La aldaba
Carlos Navarro Antolín
La lluvia en Sevilla merece la fundación de una academia seria
AHORA que la motosierra municipal ha sanado definitivamente aquellos árboles cuya enfermedad terminal fue ocultar su visión desde la Puerta de Jerez, quizás sea un buen momento para reflexionar sobre la Torre del Oro. No tanto sobre su nueva panorámica urbana desarbolada, sino sobre la conveniencia de mantener los usos de este emblemático edificio histórico, que es propiedad del Ayuntamiento de Sevilla. Su actual aprovechamiento como instalación museográfica parece, en principio, un uso adecuado a su condición histórica, pero el problema es que lo que hay en su interior es un no museo; siendo muy generosos, podríamos decir que como mínimo hace tiempo, décadas, que dejó de serlo.
La museografía actual se fundamenta en la articulación expositiva de un discurso intelectual del que esta colección carece absolutamente. El pomposamente denominado Museo Naval de la Torre del Oro no deja de ser una simple acumulación de piezas y curiosidades, de relación a menudo arbitraria, donde se mezclan algunos (pocos) elementos de interés con muchos otros que carecen absolutamente de él. Podríamos sugerir como justificación un cierto encanto vintage, si fuese como los voluntariosos museos marineros particulares que se pueden ver en Sanlúcar o El Puerto, pero que desde luego no resulta creíble como instalación museística institucional. Sencillamente, allí no se cuenta nada. Paredes repletas de láminas convencionales y copias (no muy buenas) de cuadros conocidos no justifican una visita.
¿Cuál es el interés cultural para Sevilla de seguir dedicando la Torre del Oro a exponer una galería de retratos de almirantes de la Armada?
Como si se tratase de una de esas incómodas herencias familiares, el mantenimiento de esta cesión de la Torre del Oro al Ejército es un asunto que los representantes municipales, vigentes y futuros, preferirán no remover para evitarse fastidiosas jaquecas. El triste resultado de no hacerlo es el incomprensible desaprovechamiento patrimonial de este recurso municipal, vinculado existencialmente al hecho diferencial que determina la verdadera singularidad histórica de Sevilla: la ría del Guadalquivir como puerto interior.
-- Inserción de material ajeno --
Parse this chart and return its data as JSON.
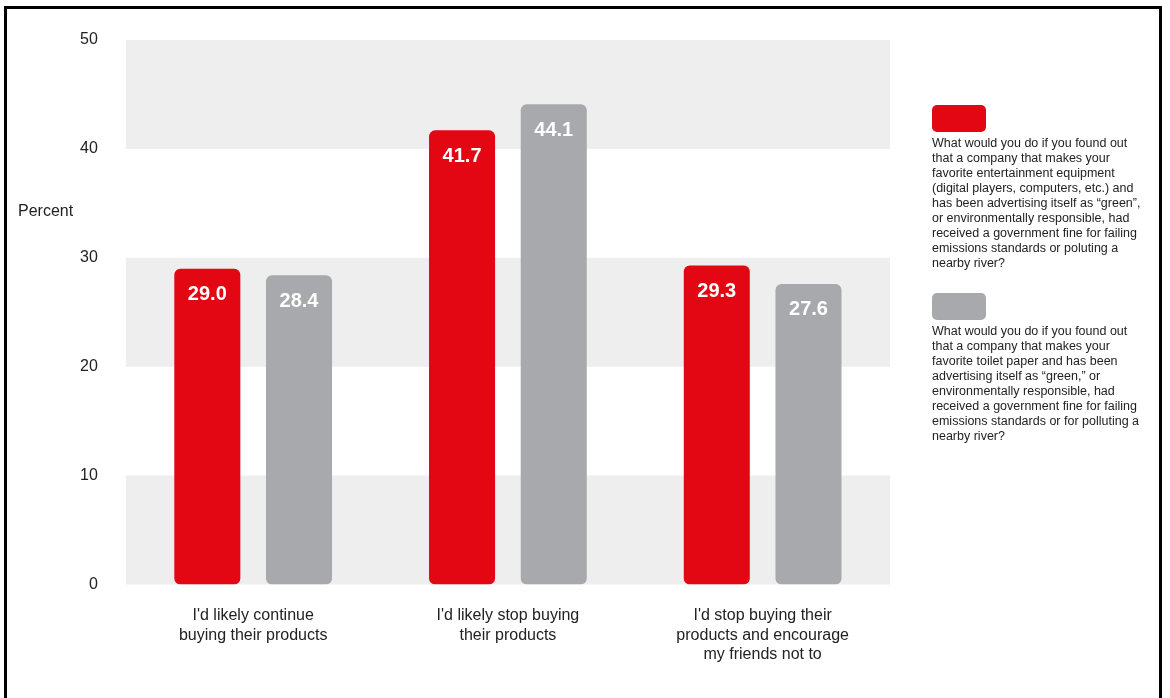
{
  "chart_data": {
    "type": "bar",
    "ylabel": "Percent",
    "categories": [
      "I'd likely continue buying their products",
      "I'd likely stop buying their products",
      "I'd stop buying their products and encourage my friends not to"
    ],
    "series": [
      {
        "name": "What would you do if you found out that a company that makes your favorite entertainment equipment (digital players, computers, etc.) and has been advertising itself as “green”, or environmentally responsible, had received a government fine for failing emissions standards or poluting a nearby river?",
        "color": "#e30613",
        "values": [
          29.0,
          41.7,
          29.3
        ],
        "value_labels": [
          "29.0",
          "41.7",
          "29.3"
        ]
      },
      {
        "name": "What would you do if you found out that a company that makes your favorite toilet paper and has been advertising itself as “green,” or environmentally responsible, had received a government fine for failing emissions standards or for polluting a nearby river?",
        "color": "#a7a9ac",
        "values": [
          28.4,
          44.1,
          27.6
        ],
        "value_labels": [
          "28.4",
          "44.1",
          "27.6"
        ]
      }
    ],
    "ylim": [
      0,
      50
    ],
    "yticks": [
      0,
      10,
      20,
      30,
      40,
      50
    ],
    "bands": [
      {
        "axis": "y",
        "from": 0,
        "to": 10,
        "color": "#eeeeee"
      },
      {
        "axis": "y",
        "from": 20,
        "to": 30,
        "color": "#eeeeee"
      },
      {
        "axis": "y",
        "from": 40,
        "to": 50,
        "color": "#eeeeee"
      }
    ],
    "legend": "right"
  }
}
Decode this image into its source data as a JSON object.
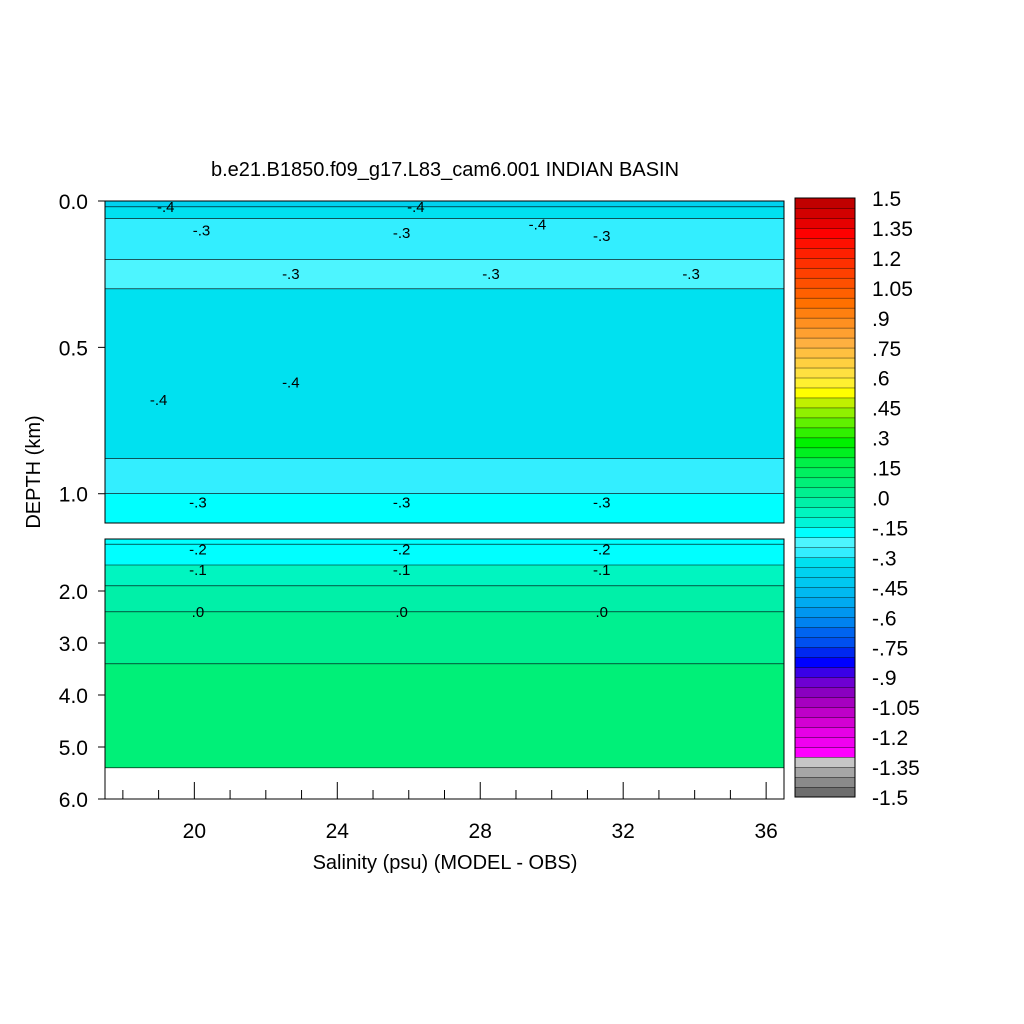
{
  "chart_data": {
    "type": "heatmap",
    "title": "b.e21.B1850.f09_g17.L83_cam6.001 INDIAN BASIN",
    "xlabel": "Salinity (psu) (MODEL - OBS)",
    "ylabel": "DEPTH (km)",
    "xlim": [
      17.5,
      36.5
    ],
    "x_ticks": [
      "20",
      "24",
      "28",
      "32",
      "36"
    ],
    "upper_panel": {
      "ylim": [
        0.0,
        1.1
      ],
      "y_ticks": [
        "0.0",
        "0.5",
        "1.0"
      ]
    },
    "lower_panel": {
      "ylim": [
        1.0,
        6.0
      ],
      "y_ticks": [
        "2.0",
        "3.0",
        "4.0",
        "5.0",
        "6.0"
      ]
    },
    "colorbar": {
      "min": -1.5,
      "max": 1.5,
      "step": 0.05,
      "labels": [
        "1.5",
        "1.35",
        "1.2",
        "1.05",
        ".9",
        ".75",
        ".6",
        ".45",
        ".3",
        ".15",
        ".0",
        "-.15",
        "-.3",
        "-.45",
        "-.6",
        "-.75",
        "-.9",
        "-1.05",
        "-1.2",
        "-1.35",
        "-1.5"
      ]
    },
    "fields": [
      {
        "depth_range": [
          0.0,
          0.02
        ],
        "value": -0.4
      },
      {
        "depth_range": [
          0.02,
          0.06
        ],
        "value": -0.35
      },
      {
        "depth_range": [
          0.06,
          0.2
        ],
        "value": -0.3
      },
      {
        "depth_range": [
          0.2,
          0.3
        ],
        "value": -0.25
      },
      {
        "depth_range": [
          0.3,
          0.88
        ],
        "value": -0.35
      },
      {
        "depth_range": [
          0.88,
          1.0
        ],
        "value": -0.3
      },
      {
        "depth_range": [
          1.0,
          1.1
        ],
        "value": -0.25
      },
      {
        "depth_range": [
          1.0,
          1.5
        ],
        "value": -0.2
      },
      {
        "depth_range": [
          1.5,
          1.9
        ],
        "value": -0.1
      },
      {
        "depth_range": [
          1.9,
          2.4
        ],
        "value": -0.05
      },
      {
        "depth_range": [
          2.4,
          3.4
        ],
        "value": 0.0
      },
      {
        "depth_range": [
          3.4,
          5.4
        ],
        "value": 0.05
      }
    ],
    "contour_labels": {
      "upper": [
        {
          "text": "-.4",
          "x": 19.2,
          "depth": 0.02
        },
        {
          "text": "-.4",
          "x": 26.2,
          "depth": 0.02
        },
        {
          "text": "-.4",
          "x": 29.6,
          "depth": 0.08
        },
        {
          "text": "-.3",
          "x": 20.2,
          "depth": 0.1
        },
        {
          "text": "-.3",
          "x": 25.8,
          "depth": 0.11
        },
        {
          "text": "-.3",
          "x": 31.4,
          "depth": 0.12
        },
        {
          "text": "-.3",
          "x": 22.7,
          "depth": 0.25
        },
        {
          "text": "-.3",
          "x": 28.3,
          "depth": 0.25
        },
        {
          "text": "-.3",
          "x": 33.9,
          "depth": 0.25
        },
        {
          "text": "-.4",
          "x": 22.7,
          "depth": 0.62
        },
        {
          "text": "-.4",
          "x": 19.0,
          "depth": 0.68
        },
        {
          "text": "-.3",
          "x": 20.1,
          "depth": 1.03
        },
        {
          "text": "-.3",
          "x": 25.8,
          "depth": 1.03
        },
        {
          "text": "-.3",
          "x": 31.4,
          "depth": 1.03
        }
      ],
      "lower": [
        {
          "text": "-.2",
          "x": 20.1,
          "depth": 1.2
        },
        {
          "text": "-.2",
          "x": 25.8,
          "depth": 1.2
        },
        {
          "text": "-.2",
          "x": 31.4,
          "depth": 1.2
        },
        {
          "text": "-.1",
          "x": 20.1,
          "depth": 1.6
        },
        {
          "text": "-.1",
          "x": 25.8,
          "depth": 1.6
        },
        {
          "text": "-.1",
          "x": 31.4,
          "depth": 1.6
        },
        {
          "text": ".0",
          "x": 20.1,
          "depth": 2.4
        },
        {
          "text": ".0",
          "x": 25.8,
          "depth": 2.4
        },
        {
          "text": ".0",
          "x": 31.4,
          "depth": 2.4
        }
      ]
    }
  }
}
A pesar de sus evidentes limitaciones de accesibilidad, este edificio hace tiempo que podría estar dedicado, por ejemplo, a explicar a los sevillanos y visitantes la transformación del estuario del Guadalquivir y aquel Puerto de Indias que revolucionó el Mundo, y por supuesto a cumplir su función natural como atalaya albarrana, hoy diríamos mirador turístico sobre el Río Grande de los andaluces. Pero si esta opción no satisface, o si ya se está contemplando para otros proyectos (siempre) pendientes, estoy seguro que cualquier Gestor Cultural sabrá proponer nuevos usos infinitamente más coherentes y provechosos que los actuales.
En esta ciudad que ha renunciado a tener su propio Museo de Historia, la Torre del Oro (Sevilla y el Río) podría ser el siguiente equipamiento de esa incipiente y prometedora red de instalaciones museográficas municipales tematizadas (Centro del Arte Mudéjar, Museo de la Cerámica de Triana, Antiquarium...). Habrá quienes se escuden en factores legales, e incluso emocionales, para mantener sine díe este uso caducado de la Torre del Oro, pero si el Ministerio de Defensa pudo vender, sin la menor lírica y al mejor postor, la antigua dehesa comunal de Tablada (medio-regalada en su día por la ciudad) no debería ser tan complicado revertir un convenio de cesión del año 1936, que en la Sevilla actual hace ya tiempo que carece de sentido.